Arts and Entertainment

Two artists, separated by a century, celebrate Vashon

Pam Ingalls is putting the finishes touches on a painted screen inspired by Abby William Hills. - Elizabeth Shepherd/staff photo
Pam Ingalls is putting the finishes touches on a painted screen inspired by Abby William Hills.
— image credit: Elizabeth Shepherd/staff photo

The connection between two women artists, born almost a century apart yet bound together by temperament, talent and a shared love of Vashon, will be celebrated in joint exhibitions slated to open this weekend.

Vashon-Maury Island Heritage Museum will open “Long in the Memory: Abby Williams Hill on Vashon Island,” with a reception scheduled for 6 to 8 p.m. Friday, Aug. 7.

The show will feature plein air paintings and drawings by Williams, a pioneer Western and landscape artist who had a summer home on the Island between 1895 and 1903. All of the work in the show will depict Vashon scenes and landscapes.

On the same night, “Dear Abby,” a show featuring 30 new paintings by Island artist Pam Ingalls — all inspired by Williams Hill’s life and work — will have an opening reception at The Hardware Store Restaurant.

Both exhibitions were the brainchild of Islander Bruce Haulman, a Heritage Museum trustee, Vashon College instructor and a history professor at Green River Community College.

Haulman first saw Williams Hill’s work in 2007, at an exhibition of her work presented by White River Valley Museum in Auburn.

Digging deeper to find out more about the artist, Haulman learned that Williams Hill was an ardent champion of progressive social causes who had painted from a studio in Burton for eight years.

“She was very much a Vashon woman, but from 100 years ago,” Haulman said. “I thought, ‘man, that’s something we have to bring to the Island.’”

Haulman worked with Andrea Moody, a curator who maintains a collection of Williams Hill’s paintings and drawings at the University of Puget Sound, to arrange the Vashon exhibition.

During the planning process, Haulman had another idea — to ask Ingalls to create new paintings inspired by Williams Hill’s life.

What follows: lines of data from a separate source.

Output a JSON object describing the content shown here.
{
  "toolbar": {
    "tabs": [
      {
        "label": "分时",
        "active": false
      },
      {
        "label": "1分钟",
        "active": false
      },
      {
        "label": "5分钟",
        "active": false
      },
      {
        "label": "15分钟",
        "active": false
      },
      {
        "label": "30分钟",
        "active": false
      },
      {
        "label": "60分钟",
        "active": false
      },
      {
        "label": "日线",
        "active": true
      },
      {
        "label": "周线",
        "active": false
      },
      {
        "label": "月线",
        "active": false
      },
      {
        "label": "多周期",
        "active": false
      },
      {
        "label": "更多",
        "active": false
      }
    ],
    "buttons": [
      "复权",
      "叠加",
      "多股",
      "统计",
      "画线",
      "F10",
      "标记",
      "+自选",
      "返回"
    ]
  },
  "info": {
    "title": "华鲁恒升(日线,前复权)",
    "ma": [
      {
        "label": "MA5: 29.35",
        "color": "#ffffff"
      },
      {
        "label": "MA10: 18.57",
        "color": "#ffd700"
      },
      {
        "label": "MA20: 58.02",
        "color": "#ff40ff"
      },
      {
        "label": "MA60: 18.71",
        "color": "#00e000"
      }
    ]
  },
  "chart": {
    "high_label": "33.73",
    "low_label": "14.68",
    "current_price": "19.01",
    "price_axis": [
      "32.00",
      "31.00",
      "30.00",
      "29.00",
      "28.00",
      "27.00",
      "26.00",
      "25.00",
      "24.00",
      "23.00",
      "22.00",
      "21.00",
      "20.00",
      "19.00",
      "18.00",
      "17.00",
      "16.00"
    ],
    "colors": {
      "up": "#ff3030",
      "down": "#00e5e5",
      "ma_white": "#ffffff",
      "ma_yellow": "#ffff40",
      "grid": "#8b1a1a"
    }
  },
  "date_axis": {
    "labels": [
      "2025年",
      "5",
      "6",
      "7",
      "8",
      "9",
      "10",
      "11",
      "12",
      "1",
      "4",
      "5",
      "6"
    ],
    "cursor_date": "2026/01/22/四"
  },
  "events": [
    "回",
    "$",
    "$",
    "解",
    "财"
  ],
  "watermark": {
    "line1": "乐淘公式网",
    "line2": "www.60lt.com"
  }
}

For Ingalls, a willowy redhead who does meticulous, light and shadow-filled oil paintings in the Russian impressionist tradition, the project has been an inspiration.

“She’s a kindred spirit,” Ingalls said, describing how she’d come to feel close to Williams Hill during the course of reading the artist’s journals.

“It felt like I was reading letters from a person of today,” Ingalls said. “She was deeply into social justice, serious about painting and completely fearless.”

Ingalls, with a bright smile, summed up her admiration by saying, “She lit the way for women artists.”

“Long in the Memory” will be on view through Sept. 27 at the Heritage Museum, 10105 S.W. Bank Rd. For hours and a complete list of events connected to the exhibit, visit or call 463-7808.

At 7 p.m. Thursday, Aug. 13, the museum will host a gallery talk by Bruce Haulman and Andrea Moody, “Abby Williams Hill and Vashon.”